Eddie May

Personal information
- Full name: Edward Skillion May
- Date of birth: 30 August 1967 (age 59)
- Place of birth: Edinburgh, Scotland
- Position: Defender

Team information
- Current team: Hibernian (head of academy coaching)

Youth career
- Hutchison Vale
- 1984–1985: Dundee United

Senior career*
- Years: Team / Apps / (Gls)
- 1985–1989: Hibernian / 109 / (10)
- 1989–1990: Brentford / 47 / (10)
- 1990–1994: Falkirk / 153 / (22)
- 1994–1999: Motherwell / 109 / (5)
- 1999–2001: Dunfermline Athletic / 30 / (2)
- 2001: Airdrieonians / 6 / (0)
- 2001: Western Knights
- 2001–2002: Berwick Rangers / 6 / (0)
- 2002–2004: Falkirk / 5 / (0)

International career
- 1988–1989: Scotland U21 / 2 / (0)

Managerial career
- 2009–2010: Falkirk
- 2019: Hibernian (caretaker)
- 2019: Hibernian (caretaker)

= Eddie May (Scottish footballer) =

Scottish footballer and coach (born 1967)

Eddie May (born 30 August 1967) is a Scottish former football player and coach.

==Playing career==
He played as a midfielder and full back for several clubs, including Hibernian, Falkirk and Motherwell during the 1980s and 1990s. When he joined Brentford in July 1989, May's £167,000 transfer fee was a then-club record.

==Coaching career==
After retiring as a player, May became a coach, developing young players for Falkirk. May was appointed as the manager of Falkirk in June 2009, with former player Steven Pressley and Alex Smith assisting him. His first competitive game was a 1–0 victory over FC Vaduz in the UEFA Europa League qualifying rounds, although Falkirk eventually lost their first ever European tie 2–1 on aggregate, becoming the first British club to lose a European tie to a club from Liechtenstein. May developed a reputation for being brutally honest during his spell in charge at Falkirk. May resigned as Falkirk manager soon afterwards, however, with the team bottom of the SPL.

May returned to football in June 2010, becoming a youth coach with Rangers. He was appointed high performance coach at the University of Stirling in August 2012. May returned to boyhood club Hibernian in August 2014 when he became their academy coaching manager. He was put in caretaker charge of the Hibernian first team in January 2019, after Neil Lennon was suspended by the club.
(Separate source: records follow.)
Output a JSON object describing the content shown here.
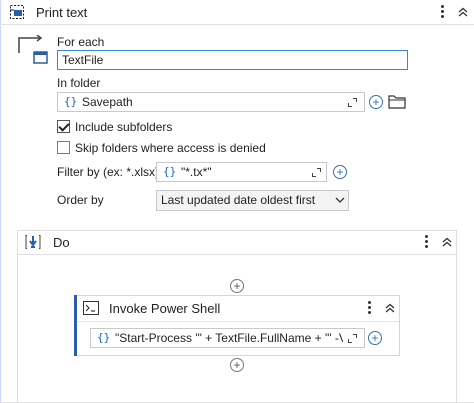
{
  "print_text": {
    "title": "Print text"
  },
  "for_each": {
    "label": "For each",
    "variable_value": "TextFile",
    "in_folder_label": "In folder",
    "in_folder_value": "Savepath",
    "include_subfolders_label": "Include subfolders",
    "include_subfolders_checked": true,
    "skip_denied_label": "Skip folders where access is denied",
    "skip_denied_checked": false,
    "filter_label": "Filter by (ex: *.xlsx)",
    "filter_value": "\"*.tx*\"",
    "order_label": "Order by",
    "order_value": "Last updated date oldest first"
  },
  "do_block": {
    "title": "Do"
  },
  "invoke": {
    "title": "Invoke Power Shell",
    "expression": "\"Start-Process '\" + TextFile.FullName + \"' -Ve"
  },
  "icons": {
    "brace": "{}"
  }
}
After his first game in charge, May said that he was not interested in becoming a manager again because he had not enjoyed that role at Falkirk. May took charge of four games until Paul Heckingbottom was appointed head coach. May was again placed in caretaker charge in November 2019, after Heckingbottom was sacked. He managed one game during this spell, a 4–1 win at St Johnstone.

==Managerial statistics==

Managerial record by team and tenure
| Team | Nat | From | To | Record |  |  |  |  |  |  |  | Ref |
| G | W | D | L | GF | GA | GD | Win % |
| Falkirk | Scotland | 23 June 2009 | 11 February 2010 | 27 | 4 | 8 | 15 | 18 | 43 | −25 | 014.81 |  |
| Hibernian (caretaker) | Scotland | 26 January 2019 | 13 February 2019 | 4 | 2 | 0 | 2 | 7 | 6 | +1 | 050.00 |  |
| Hibernian (caretaker) | Scotland | 4 November 2019 | 15 November 2019 | 1 | 1 | 0 | 0 | 4 | 1 | +3 | 100.00 |  |
| Career Total |  |  |  | 32 | 7 | 8 | 17 | 29 | 50 | −21 | 021.88 | — |

==Acting role==
May appeared for a brief goal in Rangers colours in the movie A Shot at Glory which also starred Robert Duvall, Ally McCoist, Brian Cox, Michael Keaton and Owen Coyle.